Em julho deste ano, completaram-se duas décadas de nossa segunda maior decepção futebolística: a derrota por 3 a 2 para a Itália, na Copa da Espanha. Aproveitando a data, a editora Cosac & Naify lançou o livro ´´O Trauma da Bola´´, uma coletânea de crônicas escritas por João Saldanha entre março e agosto de 1982 e publicadas originalmente no Jornal do Brasil.

Saldanha dispensa apresentações. Como se não bastasse seu currículo de haver acompanhado in loco todas as Copas entre 1934 e 1990 (ano em que faleceu), ainda teve a chance de realizar o sonho de todo jornalista esportivo brasileiro: treinar a Seleção – e não qualquer geração, mas aquela histórica, que viria a ganhar o ´Tri´ em 1970 sob o comando de Zagallo.

Nada é mais eloqüente sobre a qualidade de João Saldanha como comentarista do que o fato de que suas análises sobre a seleção escritas antes do ´desastre do Sarriá´ ainda sejam relevantes hoje em dia. Com muito bom-senso, Saldanha não tinha medo de atacar consensos, qualidade que parece faltar à imprensa de hoje. Outra característica notável é a precisão de suas previsões, como a que fez no começo da Copa, dizendo que o Brasil pegaria um grupo mais fácil na segunda fase se ficasse em segundo lugar na primeira (se houvesse acontecido isso, o Brasil teria enfrentado Polônia e Bélgica, em vez de Itália e Argentina).

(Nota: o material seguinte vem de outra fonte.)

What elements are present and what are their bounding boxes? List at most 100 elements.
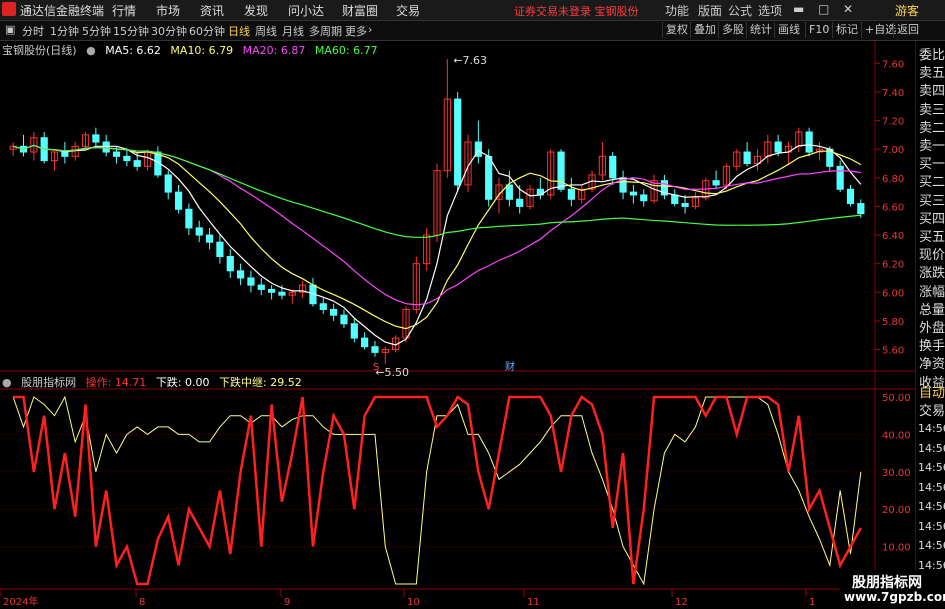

Antes do Mundial, enquanto a imprensa bradava contra o esquema tático de Telê Santana, reclamando contra a ausência dos ´pontas´, Saldanha apontava que o maior problema não era o esquema (embora este não fosse perfeito), mas a indefinição do time titular e a má condição física dos jogadores – assunto muito em voga hoje, mas não tão destacado na década de 80.

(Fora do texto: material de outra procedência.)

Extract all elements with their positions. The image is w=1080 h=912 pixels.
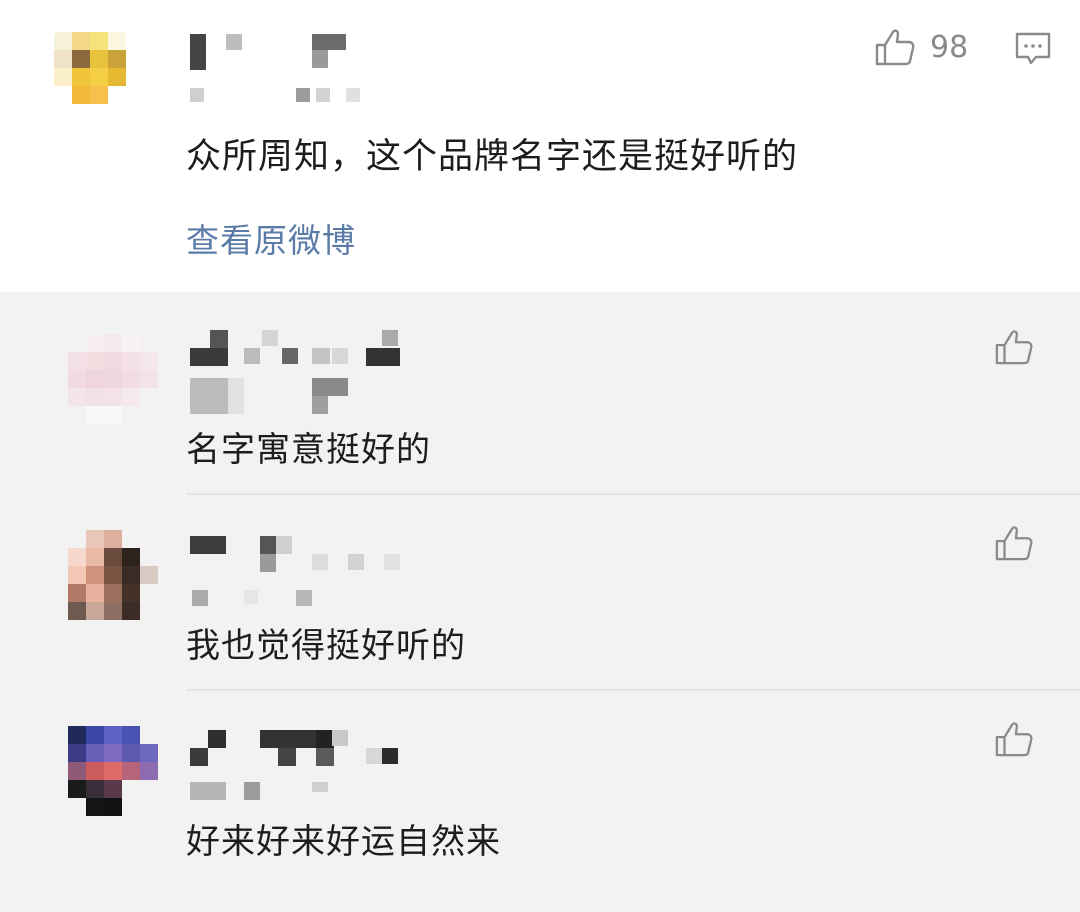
thumbs-up-icon[interactable]	[994, 328, 1034, 366]
divider	[186, 689, 1080, 691]
thumbs-up-icon[interactable]	[994, 720, 1034, 758]
view-original-link[interactable]: 查看原微博	[186, 214, 356, 262]
avatar[interactable]	[68, 530, 158, 620]
main-comment: 众所周知，这个品牌名字还是挺好听的 查看原微博 98	[0, 0, 1080, 292]
comment-text: 众所周知，这个品牌名字还是挺好听的	[186, 137, 799, 177]
like-count: 98	[930, 29, 969, 65]
reply-comment: 名字寓意挺好的	[0, 300, 1080, 495]
divider	[186, 493, 1080, 495]
comment-text: 名字寓意挺好的	[186, 430, 431, 470]
username-redacted[interactable]	[186, 34, 376, 106]
thumbs-up-icon	[875, 29, 915, 66]
comment-text: 好来好来好运自然来	[186, 822, 501, 862]
username-redacted[interactable]	[190, 330, 410, 414]
avatar[interactable]	[54, 32, 126, 104]
comment-bubble-icon[interactable]	[1014, 30, 1052, 68]
reply-comment: 好来好来好运自然来	[0, 692, 1080, 887]
comment-text: 我也觉得挺好听的	[186, 626, 466, 666]
username-redacted[interactable]	[190, 730, 410, 804]
avatar[interactable]	[68, 334, 158, 424]
reply-comment: 我也觉得挺好听的	[0, 496, 1080, 691]
like-button[interactable]: 98	[874, 26, 968, 68]
thumbs-up-icon[interactable]	[994, 524, 1034, 562]
username-redacted[interactable]	[190, 536, 410, 610]
avatar[interactable]	[68, 726, 158, 816]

Com as belas apresentações da Seleção em gramados espanhóis, uma onda ufanista tomou conta da imprensa, mas não de Saldanha. Embora o cronista apontasse o Brasil como favorito, insistia em ressaltar nossos problemas. Alguém que não viveu a época e lesse suas crônicas hoje teria dificuldades em entender o motivo de tamanho choque na derrota para a Itália. Afinal, os sinais de problemas estavam bem visíveis.

Apesar do inegável interesse e valor histórico das crônicas, o livro tem alguns problemas. Um é intrínseco ao formato: os textos selecionados foram feitos ao longo de cinco meses e, por isso, retomam e repetem várias observações (para refrescar a memória do leitor). Ao ler todas as crônicas de uma vez, os textos acabam ficando repetitivos.

Outro problema diz respeito às notas explicativas. Em geral, elas se atêm a descrever sumariamente (por exemplo: ´´Scirea era zagueiro´´, na pg. 166) jogadores citados pelo autor, enquanto seria mais útil dar detalhes de contexto sobre acontecimentos comentados pelo cronista (no mesmo exemplo, teria sido melhor explicar por que Scirea quase teve que deixar a semifinal contra a Polônia por causa de uma placa de publicidade).

Esses deméritos, no entanto, não tiram o valor do livro. Para quem acompanhou de perto a Copa de 1982, é uma boa leitura porque explica os motivos da ´tragédia´ brasileira. Para quem é mais jovem, é uma ótima maneira de saber como foi o Mundial, fugindo dos relatos ´frios´ que costumam ser apresentados em retrospectivas. Desde já, fica a sugestão para a publicação de livros similares, com crônicas de Saldanha ou de outros ´cobras´ escritas nas épocas de outros Mundiais. É uma visão muito mais honesta das Copas, fugindo dos ´profetas do acontecido´.